Scrabble players know that the word “capitalism” is worth 16 points. That word has a higher value than “socialism,” which gives a player just 13 points. So, in the made-up universe of word games, capitalism beats socialism. Unfortunately, when it comes to the U.S. presidential election, we saw the opposite word win out.
Now, if you don’t believe that philosophical concepts such as capitalism and socialism really had anything to do with this election, then I refer you to the Merriam-Webster’s most looked-up words of 2012.
That’s right, capitalism and socialism were the two most looked-up terms in 2012, according to the dictionary site. In fact, traffic for the unlikely pair on the company’s website about doubled this year from the year before. According to an Associated Press article, the intensified health- care debate last summer and, of course, the run up to the presidential election helped generate interest in the words.
In the AP article, Merriam-Webster’s editor at large, Peter Sokolowski, said, “They’re [capitalism and socialism] words that sort of encapsulate the zeitgeist.
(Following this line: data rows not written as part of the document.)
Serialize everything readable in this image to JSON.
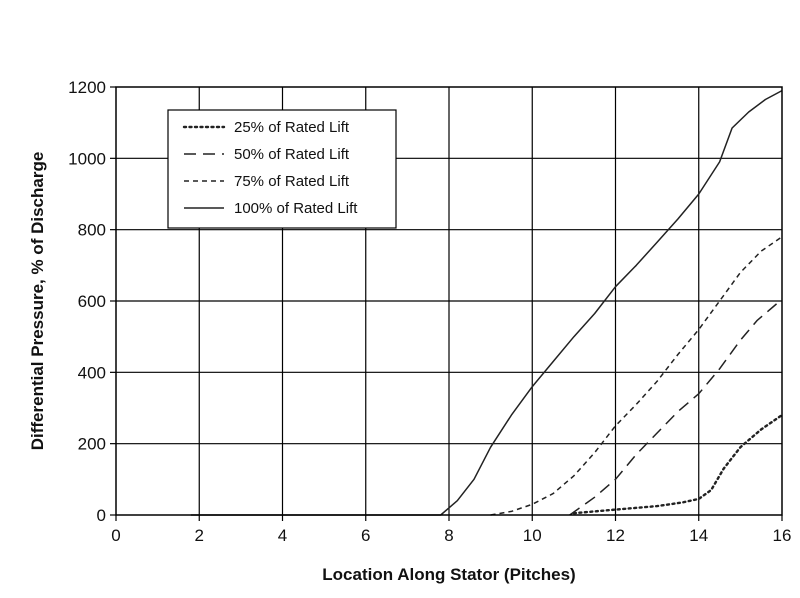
{
  "chart_data": {
    "type": "line",
    "xlabel": "Location Along Stator (Pitches)",
    "ylabel": "Differential Pressure, % of Discharge",
    "xlim": [
      0,
      16
    ],
    "ylim": [
      0,
      1200
    ],
    "xticks": [
      0,
      2,
      4,
      6,
      8,
      10,
      12,
      14,
      16
    ],
    "yticks": [
      0,
      200,
      400,
      600,
      800,
      1000,
      1200
    ],
    "grid": true,
    "legend_position": "top-left",
    "series": [
      {
        "name": "25% of Rated Lift",
        "style": "dotted",
        "color": "#222222",
        "x": [
          11.0,
          12.0,
          13.0,
          13.6,
          14.0,
          14.3,
          14.6,
          15.0,
          15.5,
          16.0
        ],
        "y": [
          5,
          15,
          25,
          35,
          45,
          70,
          130,
          190,
          240,
          280
        ]
      },
      {
        "name": "50% of Rated Lift",
        "style": "dashed",
        "color": "#222222",
        "x": [
          10.9,
          11.5,
          12.0,
          12.5,
          13.0,
          13.5,
          14.0,
          14.5,
          15.0,
          15.4,
          16.0
        ],
        "y": [
          0,
          50,
          100,
          170,
          230,
          290,
          340,
          410,
          490,
          545,
          605
        ]
      },
      {
        "name": "75% of Rated Lift",
        "style": "short-dashed",
        "color": "#222222",
        "x": [
          9.0,
          9.5,
          10.0,
          10.5,
          11.0,
          11.5,
          12.0,
          12.5,
          13.0,
          13.5,
          14.0,
          14.5,
          15.0,
          15.5,
          16.0
        ],
        "y": [
          0,
          10,
          30,
          60,
          110,
          175,
          250,
          310,
          375,
          450,
          520,
          600,
          680,
          740,
          780
        ]
      },
      {
        "name": "100% of Rated Lift",
        "style": "solid",
        "color": "#222222",
        "x": [
          1.8,
          7.8,
          8.2,
          8.6,
          9.0,
          9.5,
          10.0,
          10.5,
          11.0,
          11.5,
          12.0,
          12.5,
          13.0,
          13.5,
          14.0,
          14.5,
          14.8,
          15.2,
          15.6,
          16.0
        ],
        "y": [
          0,
          0,
          40,
          100,
          190,
          280,
          360,
          430,
          500,
          565,
          640,
          700,
          765,
          830,
          900,
          990,
          1085,
          1130,
          1165,
          1190
        ]
      }
    ]
  }
}
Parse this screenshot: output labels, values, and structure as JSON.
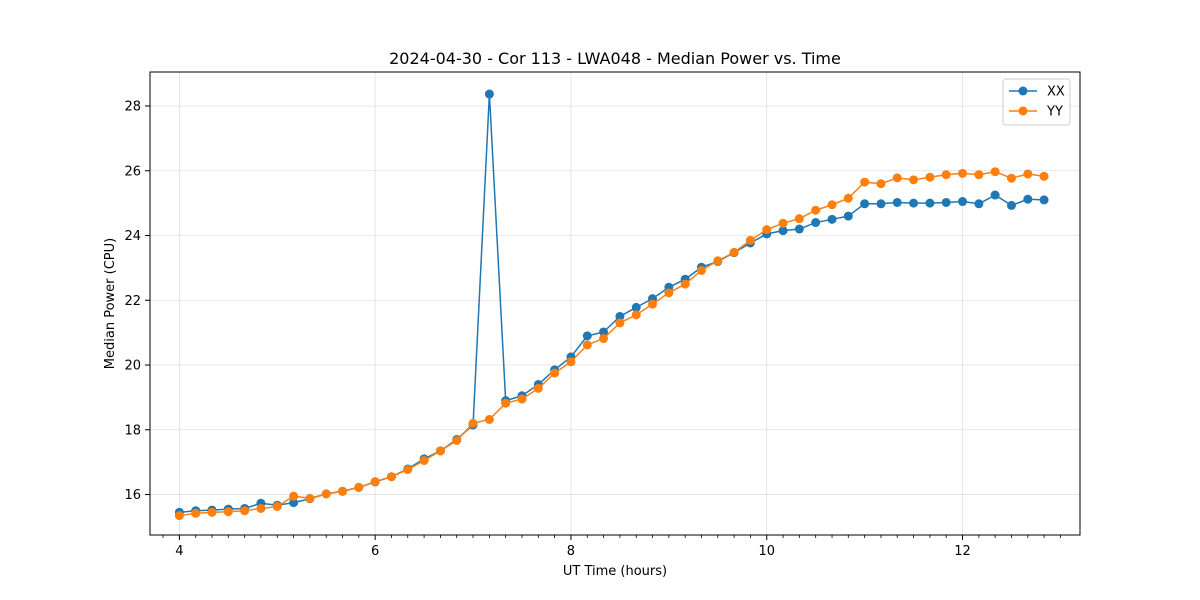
{
  "chart_data": {
    "type": "line",
    "title": "2024-04-30 - Cor 113 - LWA048 - Median Power vs. Time",
    "xlabel": "UT Time (hours)",
    "ylabel": "Median Power (CPU)",
    "xlim": [
      3.7,
      13.2
    ],
    "ylim": [
      14.75,
      29.05
    ],
    "xticks": [
      4,
      6,
      8,
      10,
      12
    ],
    "xticks_minor": [
      3.833,
      4.167,
      4.333,
      4.5,
      4.667,
      4.833,
      5,
      5.167,
      5.333,
      5.5,
      5.667,
      5.833,
      6.167,
      6.333,
      6.5,
      6.667,
      6.833,
      7,
      7.167,
      7.333,
      7.5,
      7.667,
      7.833,
      8.167,
      8.333,
      8.5,
      8.667,
      8.833,
      9,
      9.167,
      9.333,
      9.5,
      9.667,
      9.833,
      10.167,
      10.333,
      10.5,
      10.667,
      10.833,
      11,
      11.167,
      11.333,
      11.5,
      11.667,
      11.833,
      12.167,
      12.333,
      12.5,
      12.667,
      12.833,
      13
    ],
    "yticks": [
      16,
      18,
      20,
      22,
      24,
      26,
      28
    ],
    "grid": true,
    "legend_position": "top-right",
    "x": [
      4.0,
      4.167,
      4.333,
      4.5,
      4.667,
      4.833,
      5.0,
      5.167,
      5.333,
      5.5,
      5.667,
      5.833,
      6.0,
      6.167,
      6.333,
      6.5,
      6.667,
      6.833,
      7.0,
      7.167,
      7.333,
      7.5,
      7.667,
      7.833,
      8.0,
      8.167,
      8.333,
      8.5,
      8.667,
      8.833,
      9.0,
      9.167,
      9.333,
      9.5,
      9.667,
      9.833,
      10.0,
      10.167,
      10.333,
      10.5,
      10.667,
      10.833,
      11.0,
      11.167,
      11.333,
      11.5,
      11.667,
      11.833,
      12.0,
      12.167,
      12.333,
      12.5,
      12.667,
      12.833
    ],
    "series": [
      {
        "name": "XX",
        "color": "#1f77b4",
        "values": [
          15.45,
          15.5,
          15.52,
          15.55,
          15.57,
          15.73,
          15.67,
          15.75,
          15.87,
          16.02,
          16.1,
          16.22,
          16.39,
          16.55,
          16.79,
          17.1,
          17.35,
          17.7,
          18.15,
          28.37,
          18.9,
          19.05,
          19.4,
          19.85,
          20.25,
          20.9,
          21.02,
          21.5,
          21.78,
          22.05,
          22.4,
          22.65,
          23.02,
          23.2,
          23.47,
          23.77,
          24.05,
          24.15,
          24.2,
          24.4,
          24.5,
          24.6,
          24.98,
          24.98,
          25.02,
          25.0,
          25.0,
          25.02,
          25.05,
          24.98,
          25.25,
          24.93,
          25.12,
          25.1
        ]
      },
      {
        "name": "YY",
        "color": "#ff7f0e",
        "values": [
          15.35,
          15.42,
          15.45,
          15.47,
          15.5,
          15.57,
          15.63,
          15.95,
          15.88,
          16.02,
          16.1,
          16.22,
          16.4,
          16.55,
          16.77,
          17.05,
          17.35,
          17.67,
          18.2,
          18.32,
          18.82,
          18.95,
          19.28,
          19.75,
          20.1,
          20.62,
          20.82,
          21.3,
          21.55,
          21.88,
          22.23,
          22.5,
          22.92,
          23.22,
          23.48,
          23.85,
          24.18,
          24.38,
          24.52,
          24.78,
          24.95,
          25.15,
          25.65,
          25.6,
          25.78,
          25.72,
          25.8,
          25.88,
          25.92,
          25.88,
          25.97,
          25.77,
          25.9,
          25.83
        ]
      }
    ]
  }
}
They’re words that are in the national conversation.” Sokolowski added, “The thing about an election year is it generates a huge amount of very specific interest.”
Ah, yes, interest in which direction the country will go next.
Here I think the popularity of the words capitalism and socialism prove what advocates of both sides already knew; namely, that the lofty concepts and the policies that come with those concepts do, in fact, matter to the electorate. Moreover, the increased search for both terms as a pair means that the conflict between the two ideas couldn’t be any clearer.
So ask yourself, are we likely to see a march toward more freedom, greater wealth creation and higher standard of living that capitalism has provided, or will we get a harsh slog down the road of more restriction, more confiscatory taxation and a European-style welfare state as a result of the latest election?
The answer is painfully obvious.
Unfortunately, this isn’t Scrabble, and capitalism did not win this game. Sadly, unlike Scrabble, the fate of a free society is no game. Hopefully the U.S. electorate realizes this before “it’s game over, America.”